The ERRC noted that Roma charged with similar crimes are less likely to be released from custody.

Meanwhile, violent racially motivated crime continues in the Czech Republic. The daily Slovo reported that on July 4, six skinheads from the southern Czech town of Písek had stabbed a Romani man named Roman Morej five times in the stomach, back and arms in a restaurant at the train station in the nearby town of Protivín. The owner of the restaurant and uncle of the victim, Mr Dušan Diro, told Slovo, "The waitress called me into the conflict. Three drunk skins had thrown Roman onto the pool table, beat him with a truncheon and stabbed him. I had to close three hours early, because after the brawl it looked like a slaughterhouse. There were broken mugs and truncheons, up-ended chairs, and there was blood everywhere. The saddest thing about it is that if I got together with other Gypsies and we stabbed a skinhead, the police would never let us out after interrogating us - we would be put straight in jail.

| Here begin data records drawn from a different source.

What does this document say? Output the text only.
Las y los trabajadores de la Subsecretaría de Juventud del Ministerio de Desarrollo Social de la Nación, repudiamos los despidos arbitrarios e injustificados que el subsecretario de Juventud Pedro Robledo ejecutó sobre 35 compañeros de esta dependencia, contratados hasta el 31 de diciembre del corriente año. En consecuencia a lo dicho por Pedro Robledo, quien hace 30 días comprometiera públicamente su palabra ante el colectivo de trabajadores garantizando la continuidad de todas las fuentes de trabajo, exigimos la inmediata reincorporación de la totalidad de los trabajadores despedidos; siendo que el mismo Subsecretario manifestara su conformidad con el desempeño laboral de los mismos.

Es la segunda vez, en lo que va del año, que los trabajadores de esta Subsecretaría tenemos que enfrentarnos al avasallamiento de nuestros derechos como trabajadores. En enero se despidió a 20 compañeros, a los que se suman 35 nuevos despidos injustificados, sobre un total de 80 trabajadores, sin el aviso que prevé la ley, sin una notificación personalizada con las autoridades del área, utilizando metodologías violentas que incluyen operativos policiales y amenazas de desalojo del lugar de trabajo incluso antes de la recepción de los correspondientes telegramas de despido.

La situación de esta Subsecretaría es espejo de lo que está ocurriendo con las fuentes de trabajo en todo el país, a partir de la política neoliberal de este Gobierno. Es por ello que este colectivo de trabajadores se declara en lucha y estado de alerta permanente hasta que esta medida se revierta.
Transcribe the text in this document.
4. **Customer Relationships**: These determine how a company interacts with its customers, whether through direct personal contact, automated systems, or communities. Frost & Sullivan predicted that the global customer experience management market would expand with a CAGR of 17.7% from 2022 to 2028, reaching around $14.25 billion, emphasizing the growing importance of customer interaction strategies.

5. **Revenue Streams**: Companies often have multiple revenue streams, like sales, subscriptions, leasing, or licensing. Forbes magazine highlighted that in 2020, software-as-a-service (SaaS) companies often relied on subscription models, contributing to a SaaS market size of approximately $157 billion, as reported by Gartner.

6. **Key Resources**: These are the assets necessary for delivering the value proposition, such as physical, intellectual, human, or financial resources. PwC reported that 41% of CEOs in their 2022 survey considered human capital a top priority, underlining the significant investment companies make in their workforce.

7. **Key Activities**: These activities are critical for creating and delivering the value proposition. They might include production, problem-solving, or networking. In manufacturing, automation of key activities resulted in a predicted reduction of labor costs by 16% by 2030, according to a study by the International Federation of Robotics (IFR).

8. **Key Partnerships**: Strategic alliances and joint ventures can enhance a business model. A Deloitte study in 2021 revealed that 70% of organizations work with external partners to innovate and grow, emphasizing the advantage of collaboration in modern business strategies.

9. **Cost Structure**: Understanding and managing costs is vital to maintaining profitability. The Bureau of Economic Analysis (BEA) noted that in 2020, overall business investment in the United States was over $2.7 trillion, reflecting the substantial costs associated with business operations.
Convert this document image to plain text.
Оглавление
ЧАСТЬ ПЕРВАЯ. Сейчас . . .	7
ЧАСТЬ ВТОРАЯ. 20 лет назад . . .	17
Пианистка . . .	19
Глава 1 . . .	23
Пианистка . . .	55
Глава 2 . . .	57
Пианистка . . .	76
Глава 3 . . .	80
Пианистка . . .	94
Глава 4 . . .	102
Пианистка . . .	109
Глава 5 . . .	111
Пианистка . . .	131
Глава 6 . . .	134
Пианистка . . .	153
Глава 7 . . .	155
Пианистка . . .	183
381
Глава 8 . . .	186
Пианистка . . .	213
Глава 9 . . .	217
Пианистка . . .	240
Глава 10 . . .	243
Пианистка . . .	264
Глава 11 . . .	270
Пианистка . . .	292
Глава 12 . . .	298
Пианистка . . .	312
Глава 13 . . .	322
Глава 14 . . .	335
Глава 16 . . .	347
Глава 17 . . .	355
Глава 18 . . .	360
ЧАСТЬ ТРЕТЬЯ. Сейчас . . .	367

Those skins were out before midnight."

Another Romani family in Protivín reported that on the same evening of July 4, the window of their house had been broken when skinheads threw stones at it. Protivín, with a population of approximately 2000, is the home of around thirty-five Roma, many of whom are in mixed marriages with non-Roma, Mayor Jan Vojik told Slovo.

Spokesperson for the Písek police Jan Tihelka told Slovo that his department was investigating an attack on three Roma by six skinheads, aged 18 to 23. He stated that one 21-year-old Rom had been admitted to hospital with stab wounds, and three skinheads had sought medical treatment. Officer Tihelka refused to comment about whether the incident was racially motivated or not.